Operational Transformation (OT)

Alternative to CRDTs for collaborative editing. Transforms operations against concurrent operations to preserve intent.

Initial state: "ABC"

User 1: Insert('X', pos=1) → "AXBC"
User 2: Delete(pos=2)      → "AB"   (deletes 'C')

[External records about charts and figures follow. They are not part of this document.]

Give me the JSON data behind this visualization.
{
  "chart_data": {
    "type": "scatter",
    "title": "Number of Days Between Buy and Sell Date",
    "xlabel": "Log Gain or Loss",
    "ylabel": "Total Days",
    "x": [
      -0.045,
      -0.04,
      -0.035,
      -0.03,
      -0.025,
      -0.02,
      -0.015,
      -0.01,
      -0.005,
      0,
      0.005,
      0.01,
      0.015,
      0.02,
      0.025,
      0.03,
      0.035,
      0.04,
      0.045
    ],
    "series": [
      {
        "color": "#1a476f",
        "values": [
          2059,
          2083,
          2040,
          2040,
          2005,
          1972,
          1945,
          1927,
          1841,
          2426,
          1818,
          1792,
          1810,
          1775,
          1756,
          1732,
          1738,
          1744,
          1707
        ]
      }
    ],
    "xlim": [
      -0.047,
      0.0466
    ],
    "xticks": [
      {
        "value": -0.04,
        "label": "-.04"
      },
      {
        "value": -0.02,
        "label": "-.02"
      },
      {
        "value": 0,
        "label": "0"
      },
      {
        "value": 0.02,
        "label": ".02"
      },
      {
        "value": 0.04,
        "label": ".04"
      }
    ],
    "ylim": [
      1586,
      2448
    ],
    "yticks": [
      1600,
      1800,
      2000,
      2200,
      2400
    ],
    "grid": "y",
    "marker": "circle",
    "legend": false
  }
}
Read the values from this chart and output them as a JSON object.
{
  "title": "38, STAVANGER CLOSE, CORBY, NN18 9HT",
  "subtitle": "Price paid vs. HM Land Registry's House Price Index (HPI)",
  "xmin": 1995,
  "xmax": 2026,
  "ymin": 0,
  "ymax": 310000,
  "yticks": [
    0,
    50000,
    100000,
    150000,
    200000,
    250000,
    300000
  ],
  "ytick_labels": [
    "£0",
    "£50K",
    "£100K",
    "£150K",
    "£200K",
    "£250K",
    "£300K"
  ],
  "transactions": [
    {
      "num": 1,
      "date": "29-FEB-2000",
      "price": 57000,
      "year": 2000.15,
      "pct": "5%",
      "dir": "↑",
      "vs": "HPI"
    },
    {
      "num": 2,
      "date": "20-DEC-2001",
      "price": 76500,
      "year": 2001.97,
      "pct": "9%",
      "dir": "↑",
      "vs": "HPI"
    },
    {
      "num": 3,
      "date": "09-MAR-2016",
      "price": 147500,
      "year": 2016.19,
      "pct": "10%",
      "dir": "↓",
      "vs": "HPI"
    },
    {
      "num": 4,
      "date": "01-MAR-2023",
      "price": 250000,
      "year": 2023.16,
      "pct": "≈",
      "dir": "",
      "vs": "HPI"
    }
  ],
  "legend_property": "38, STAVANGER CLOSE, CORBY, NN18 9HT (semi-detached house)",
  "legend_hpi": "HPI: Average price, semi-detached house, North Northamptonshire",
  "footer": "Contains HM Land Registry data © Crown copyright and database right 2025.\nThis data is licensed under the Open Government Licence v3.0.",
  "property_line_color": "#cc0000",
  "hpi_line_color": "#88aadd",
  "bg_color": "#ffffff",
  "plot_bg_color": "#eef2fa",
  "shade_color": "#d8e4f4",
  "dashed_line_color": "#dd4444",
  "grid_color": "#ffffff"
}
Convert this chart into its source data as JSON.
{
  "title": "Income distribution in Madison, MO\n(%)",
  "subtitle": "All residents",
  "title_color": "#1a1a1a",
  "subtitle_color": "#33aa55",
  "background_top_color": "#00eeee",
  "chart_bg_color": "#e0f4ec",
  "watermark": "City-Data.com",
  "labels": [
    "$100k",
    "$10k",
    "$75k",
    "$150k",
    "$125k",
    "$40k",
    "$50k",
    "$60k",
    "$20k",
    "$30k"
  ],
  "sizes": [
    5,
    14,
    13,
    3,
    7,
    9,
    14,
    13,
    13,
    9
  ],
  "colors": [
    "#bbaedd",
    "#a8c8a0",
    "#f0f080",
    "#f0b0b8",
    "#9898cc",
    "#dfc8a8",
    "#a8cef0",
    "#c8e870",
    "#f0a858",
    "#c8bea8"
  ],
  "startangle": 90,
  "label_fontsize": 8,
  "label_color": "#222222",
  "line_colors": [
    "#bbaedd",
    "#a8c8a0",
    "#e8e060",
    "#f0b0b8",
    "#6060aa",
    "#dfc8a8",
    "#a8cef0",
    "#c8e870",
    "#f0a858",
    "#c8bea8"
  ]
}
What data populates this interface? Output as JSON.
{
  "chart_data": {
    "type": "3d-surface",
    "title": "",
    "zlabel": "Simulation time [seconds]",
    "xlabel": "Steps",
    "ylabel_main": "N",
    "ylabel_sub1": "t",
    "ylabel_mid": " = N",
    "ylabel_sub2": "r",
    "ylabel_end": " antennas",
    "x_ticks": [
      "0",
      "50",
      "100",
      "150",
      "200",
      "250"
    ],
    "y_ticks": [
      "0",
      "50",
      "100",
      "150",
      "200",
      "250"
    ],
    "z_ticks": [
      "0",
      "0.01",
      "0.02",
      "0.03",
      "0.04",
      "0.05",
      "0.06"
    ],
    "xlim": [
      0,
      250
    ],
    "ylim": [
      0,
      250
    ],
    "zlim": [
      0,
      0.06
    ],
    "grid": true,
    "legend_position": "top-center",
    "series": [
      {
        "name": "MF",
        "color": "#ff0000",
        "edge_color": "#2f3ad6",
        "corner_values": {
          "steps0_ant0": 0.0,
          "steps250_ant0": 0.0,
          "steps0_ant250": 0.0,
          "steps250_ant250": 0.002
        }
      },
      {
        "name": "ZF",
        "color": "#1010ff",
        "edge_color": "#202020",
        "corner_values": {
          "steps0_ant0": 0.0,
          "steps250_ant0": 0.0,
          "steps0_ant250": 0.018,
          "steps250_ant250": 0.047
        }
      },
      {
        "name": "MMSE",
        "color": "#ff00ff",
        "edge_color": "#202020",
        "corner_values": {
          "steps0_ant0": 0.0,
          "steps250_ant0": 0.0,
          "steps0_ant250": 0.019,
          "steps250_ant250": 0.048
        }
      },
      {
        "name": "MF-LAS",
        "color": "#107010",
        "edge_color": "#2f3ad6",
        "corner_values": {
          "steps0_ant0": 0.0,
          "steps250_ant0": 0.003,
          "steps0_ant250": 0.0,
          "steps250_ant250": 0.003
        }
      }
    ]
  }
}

User 1 receives Delete(pos=2):
  Transform against Insert('X', pos=1):
  Since insert was before delete position, shift: Delete(pos=3)
  Result at User 1: "AXB" ✓

User 2 receives Insert('X', pos=1):
  No transformation needed (insert pos < delete pos)
  Result at User 2: "AXB" ✓

OT vs CRDTs:

| Aspect | OT | CRDTs | |---|---|---| | Server requirement | Central server (usually) | Peer-to-peer capable | | Complexity | Complex transformation functions | Complex data structures | | Used by | Google Docs | Yjs, Automerge, Figma | | Metadata overhead | Low | Higher (unique IDs per element) |

Comparison of Replication Strategies

| Strategy | Consistency | Availability | Latency | Use Case | |---|---|---|---|---| | SMR (Raft/Paxos) | Strong (linearizable) | Majority required | Higher | Metadata, coordination | | Primary-Backup (sync) | Strong | Primary + all backups | Higher | Traditional RDBMS | | Primary-Backup (async) | Eventual | Primary only | Low | Read-heavy workloads | | Chain Replication | Strong | All nodes in chain | Higher write | Storage systems | | Quorum (W+R > N) | Strong | Quorum available | Medium | Dynamo-style stores | | CRDTs | Strong eventual | Any node | Lowest | Collaborative editing |

Real-World Systems

| System | Strategy | Notes | |---|---|---| | etcd | SMR via Raft | Kubernetes config store | | PostgreSQL | Primary-backup (streaming) | Sync/async configurable | | Amazon DynamoDB | Quorum + sloppy quorum | Tunable consistency | | Riak | CRDTs + quorum | Built-in CRDT support | | Google Docs | OT | Server-mediated transforms | | Figma | CRDTs | Client-side merging |

Key Takeaways

  • State machine replication provides the strongest guarantees but requires consensus for every write.
  • Quorum systems offer a tunable trade-off between consistency, availability, and latency.
  • CRDTs eliminate coordination entirely by designing data structures that always merge, at the cost of metadata overhead and limited operation types.
  • Choose your replication strategy based on your consistency needs, failure tolerance requirements, and latency budget.